Não sei se é uma regra, mas quando comecei a treinar Parkour foi muito difícil a aceitação da população. Muitos dos xingamentos e proibições da utilização de alguns espaços vinham em função do medo do desconhecido por essa nova apropriação dos espaços urbanos. Hoje, com muito mais facilidade, é possível conversar sobre esse assunto por causa da quantidade de veículos de comunicação que divulgam a atividade e também por causa dos eventos de Parkour que acontecem por todo mundo e colocam praticantes mais em contato uns com os outros.

Lembro que romper com o paradigma de treinar na frente de uma agência bancária, por exemplo, era muito difícil. Sempre os seguranças do banco falavam algo do tipo: "Isso que vocês fazem aí compromete nossa atenção na segurança do banco." E por aí vai... Casas abandonadas vinham sempre seguidas de abordagens policiais na procura por drogas e que acabavam por achar apenas moleques saltando.

Por fim, as praças se tornaram nosso maior ponto de encontro e de treino. Nelas fizemos treinos físicos, conversamos sobre a atividade, marcamos encontros estaduais e é até comum que cada estado tenha uma preferida.

O que me pego pensando ultimamente é que talvez, só talvez, tenhamos deixado o Parkour ficar preso nessas praças. Assim como as linhas do campo de futebol delimitam até onde o jogo pode ir e assim como eles possuem tempo definido e roupas adequadas para participar do esporte. Quando delimitamos o local do treino, parece que o percurso torna-se, definitivamente, do ponto A ao ponto B. Somente isso. Dentro apenas desse espaço e onde o “jogo” começa com data e hora marcada.

Questionei sobre isso ao observar o treino de alguns amigos e perceber que eles partilham desse ideal de não deixar o Parkour preso as praças (ou ao pico). A perspectiva que imagino de um Parkour livre é também de um Parkour para além do pensamento reducionista de mera atividade física. Distante de um Parkour limitado que impede a continuidade de um "flow" nas possibilidades cotidianas da vida do praticante.

Tenho dois amigos que já cortaram o cordão umbilical com as praças e hoje colocam a prova todo o fortalecimento que adquiriram com os treinos, em situações onde muitas vezes não se pode testar ou verificar as chances de algo dar certo ou não.

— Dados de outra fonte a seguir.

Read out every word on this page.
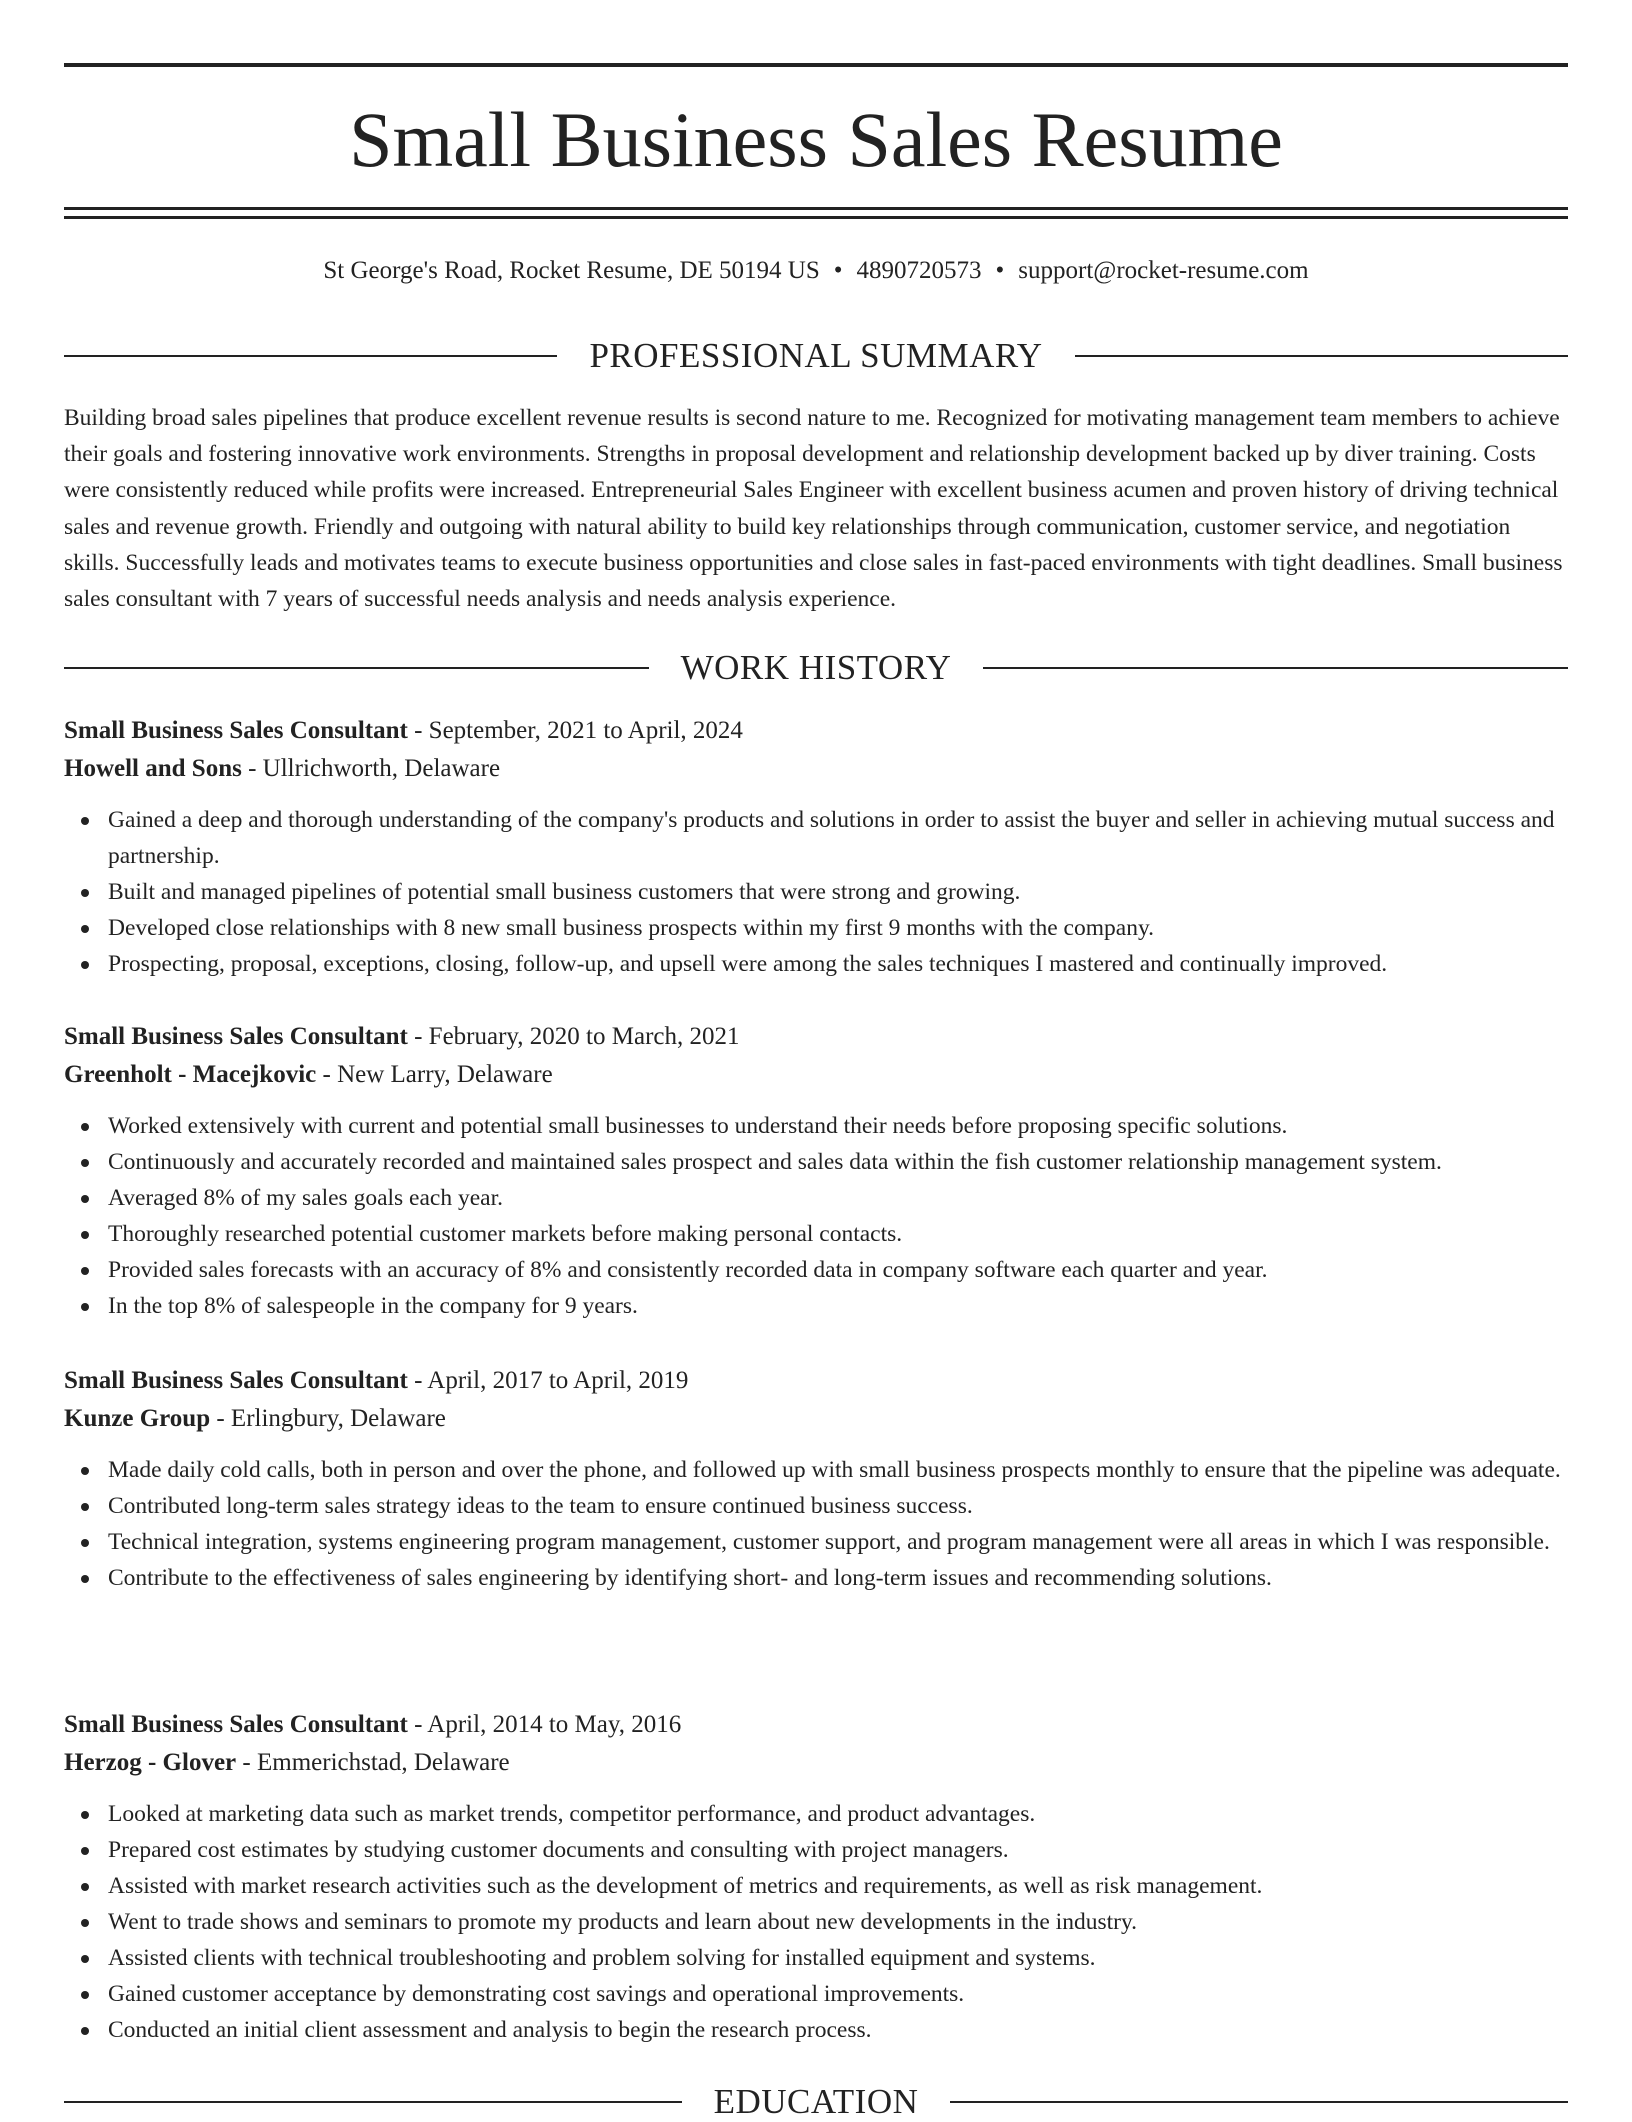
Small Business Sales Resume
St George's Road, Rocket Resume, DE 50194 US • 4890720573 • support@rocket-resume.com
PROFESSIONAL SUMMARY

Building broad sales pipelines that produce excellent revenue results is second nature to me. Recognized for motivating management team members to achieve their goals and fostering innovative work environments. Strengths in proposal development and relationship development backed up by diver training. Costs were consistently reduced while profits were increased. Entrepreneurial Sales Engineer with excellent business acumen and proven history of driving technical sales and revenue growth. Friendly and outgoing with natural ability to build key relationships through communication, customer service, and negotiation skills. Successfully leads and motivates teams to execute business opportunities and close sales in fast-paced environments with tight deadlines. Small business sales consultant with 7 years of successful needs analysis and needs analysis experience.

WORK HISTORY
Small Business Sales Consultant - September, 2021 to April, 2024
Howell and Sons - Ullrichworth, Delaware
Gained a deep and thorough understanding of the company's products and solutions in order to assist the buyer and seller in achieving mutual success and partnership.
Built and managed pipelines of potential small business customers that were strong and growing.
Developed close relationships with 8 new small business prospects within my first 9 months with the company.
Prospecting, proposal, exceptions, closing, follow-up, and upsell were among the sales techniques I mastered and continually improved.
Small Business Sales Consultant - February, 2020 to March, 2021
Greenholt - Macejkovic - New Larry, Delaware
Worked extensively with current and potential small businesses to understand their needs before proposing specific solutions.
Continuously and accurately recorded and maintained sales prospect and sales data within the fish customer relationship management system.
Averaged 8% of my sales goals each year.
Thoroughly researched potential customer markets before making personal contacts.
Provided sales forecasts with an accuracy of 8% and consistently recorded data in company software each quarter and year.
In the top 8% of salespeople in the company for 9 years.
Small Business Sales Consultant - April, 2017 to April, 2019
Kunze Group - Erlingbury, Delaware
Made daily cold calls, both in person and over the phone, and followed up with small business prospects monthly to ensure that the pipeline was adequate.
Contributed long-term sales strategy ideas to the team to ensure continued business success.
Technical integration, systems engineering program management, customer support, and program management were all areas in which I was responsible.
Contribute to the effectiveness of sales engineering by identifying short- and long-term issues and recommending solutions.
Small Business Sales Consultant - April, 2014 to May, 2016
Herzog - Glover - Emmerichstad, Delaware
Looked at marketing data such as market trends, competitor performance, and product advantages.
Prepared cost estimates by studying customer documents and consulting with project managers.
Assisted with market research activities such as the development of metrics and requirements, as well as risk management.
Went to trade shows and seminars to promote my products and learn about new developments in the industry.
Assisted clients with technical troubleshooting and problem solving for installed equipment and systems.
Gained customer acceptance by demonstrating cost savings and operational improvements.
Conducted an initial client assessment and analysis to begin the research process.
EDUCATION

Dessa forma também se quebram as linhas que delimitam o espaço do tracer e que faz com que ele passe a enxergar todo o espaço a sua volta e não somente o meio urbano. Espaço esse, que talvez por descuido dos próprios praticantes, se tornaram mais restritos.

Esse desligamento com o conforto das praças (ou do pico) proporciona para eles experiências novas a todo o momento e uma oportunidade de aprendizado e re-aprendizado em tempo real.

Outros amigos, não fisicamente da mesma maneira (mas psiquicamente) vêem deixando as praças e transcendendo a palavra Parkour para um percurso constante de melhora pessoal em seu dia a dia. Quando eu vejo postagens como a do Duddu sobre "Treino Não Convencional - Lavar Pratos"  isso põe em xeque que não existe hora ou lugar para se praticar a eficiência e o aperfeiçoamento; que a busca pelo "ser forte, para ser útil" não se atribui a uma atividade ou a uma situação específica e sim a um sistema de aprendizado sem fronteiras e que não delimita espaço até onde o seu treino pode ir.

Esse tipo de superação exige dos tracers (e de qualquer pessoa interessada em elevar sua vivência aqui na terra) que aprendam a se posicionar em um patamar de auto-gestão e proatividade; onde o parkour/percurso começa no dia em que você descobre a prática e termina no dia da sua morte. Até porque “ser forte para ser útil” apenas por algumas horas do dia, teria o mesmo efeito que determinar até que ponto você é um tracer.

O Parkour desde a sua criação quebra com a barreira de delimitações de espaços: seja ele físico ou psíquico. Cabe ao praticante o permanente questionamento sobre o que ele esta fazendo: uma autocrítica perene para que as convenções sociais não se fixem novamente em um espaço específico para nós.



Bons Treinos!!

Agradeço em especial aos amigos Duddu, Bruno Melo, Zico, JC, Tal e Edi, que me inspiraram  escrever esse texto. foda-se todos!